Project manager My Lam expressed his own disappointment at the loss of the storefront in the proposed building but cited the growing economic crisis as the reason.
"I talked to a few brokers but once they found out what our construction costs would be, what a buyer would have to pay, they laughed," said Lam, adding that buyers of the commercial spaces at Viet-AID's project are having trouble securing the financing to close on their shops.
"I really regret that this decision was made without substantive discussion," said Andelman who questioned whether all the avenues were taken to find a prospective long-term tenant or buyer.
Rupert Moore from the Greater Four Corners Action Coalition and Sandra Kennedy from Bowdoin Geneva Main Streets echoed Andelman's concerns.
Another highly vocal group of abutters, many of whom helped push Viet-AID to make the changes in their plans at meetings back in July, reiterated their concerns over parking, traffic, density, and security and added a few more, such as the idea that affordable housing would lead to an increase in crime on the block, though all residents would receive background checks.

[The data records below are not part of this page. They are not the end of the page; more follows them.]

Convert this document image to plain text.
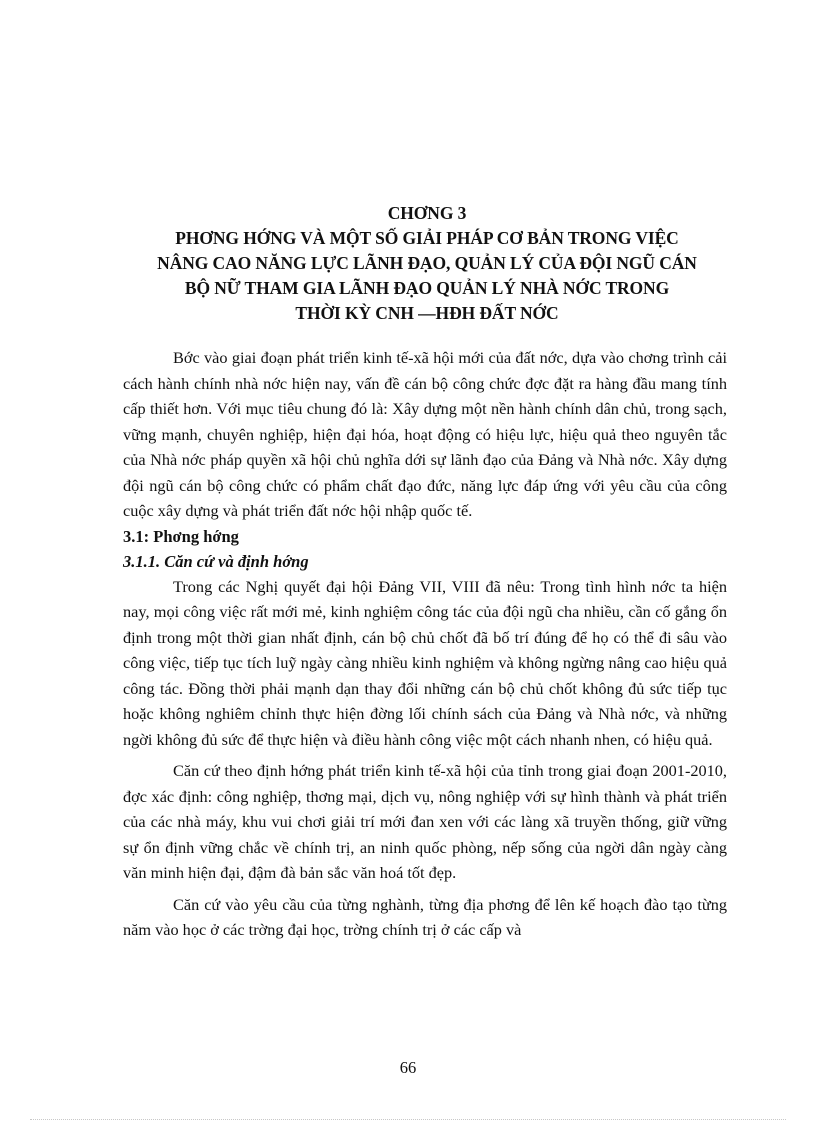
CHƠNG 3
PHƠNG HỚNG VÀ MỘT SỐ GIẢI PHÁP CƠ BẢN TRONG VIỆC
NÂNG CAO NĂNG LỰC LÃNH ĐẠO, QUẢN LÝ CỦA ĐỘI NGŨ CÁN
BỘ NỮ THAM GIA LÃNH ĐẠO QUẢN LÝ NHÀ NỚC TRONG
THỜI KỲ CNH —HĐH ĐẤT NỚC

Bớc vào giai đoạn phát triển kinh tế-xã hội mới của đất nớc, dựa vào chơng trình cải cách hành chính nhà nớc hiện nay, vấn đề cán bộ công chức đợc đặt ra hàng đầu mang tính cấp thiết hơn. Với mục tiêu chung đó là: Xây dựng một nền hành chính dân chủ, trong sạch, vững mạnh, chuyên nghiệp, hiện đại hóa, hoạt động có hiệu lực, hiệu quả theo nguyên tắc của Nhà nớc pháp quyền xã hội chủ nghĩa dới sự lãnh đạo của Đảng và Nhà nớc. Xây dựng đội ngũ cán bộ công chức có phẩm chất đạo đức, năng lực đáp ứng với yêu cầu của công cuộc xây dựng và phát triển đất nớc hội nhập quốc tế.

3.1: Phơng hớng

3.1.1. Căn cứ và định hớng

Trong các Nghị quyết đại hội Đảng VII, VIII đã nêu: Trong tình hình nớc ta hiện nay, mọi công việc rất mới mẻ, kinh nghiệm công tác của đội ngũ cha nhiều, cần cố gắng ổn định trong một thời gian nhất định, cán bộ chủ chốt đã bố trí đúng để họ có thể đi sâu vào công việc, tiếp tục tích luỹ ngày càng nhiều kinh nghiệm và không ngừng nâng cao hiệu quả công tác. Đồng thời phải mạnh dạn thay đổi những cán bộ chủ chốt không đủ sức tiếp tục hoặc không nghiêm chỉnh thực hiện đờng lối chính sách của Đảng và Nhà nớc, và những ngời không đủ sức để thực hiện và điều hành công việc một cách nhanh nhen, có hiệu quả.

Căn cứ theo định hớng phát triển kinh tế-xã hội của tỉnh trong giai đoạn 2001-2010, đợc xác định: công nghiệp, thơng mại, dịch vụ, nông nghiệp với sự hình thành và phát triển của các nhà máy, khu vui chơi giải trí mới đan xen với các làng xã truyền thống, giữ vững sự ổn định vững chắc về chính trị, an ninh quốc phòng, nếp sống của ngời dân ngày càng văn minh hiện đại, đậm đà bản sắc văn hoá tốt đẹp.

Căn cứ vào yêu cầu của từng nghành, từng địa phơng để lên kế hoạch đào tạo từng năm vào học ở các trờng đại học, trờng chính trị ở các cấp và

66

Some went further.
"Why don't you forget this whole building and make it a park?" asked abutter Marie Marshall. "The kids can really play in that."
Another woman from Bloomfield Street said she'd rather see the lot paved over.
When Evelyn Darling, director of Fields Corner Main Streets, made the point that 35 percent of the people living in the Fields Corner area don't own cars, she was shouted down with "Where do you live?" and other dismissals. Darling lives near Peabody Square.
Many of the loosely organized abutters who deride the project on density grounds feel as though the project was sprung upon them at the last minute. They oppose the project's size even though Viet-AID has said repeatedly that less than 29 units would not be economically feasible as affordable housing.
Many of the Fields Corner activists who support the project say they are frustrated to see their long-fought for dream unraveling at the hands of those who have had little participation in neighborhood improvements in the past, and fear the lot will remain vacant.
Others, mainly from Bowdoin-Geneva however, are bent on stitching together the struggling commercial district along Geneva Avenue.
Taking it all into account, project manager My Lam seemed to dig deep for hope that the project would avoid going the way of Viet-AID's development at St. William's Church, which was completely abandoned and sold after practically the same density-based deadlock played out with the Columbia Savin Hill Civic Association.
"We just gotta go back and look at the program," said Lam. "I don't know how much we can do. There's competing interests in there and we're caught in the middle."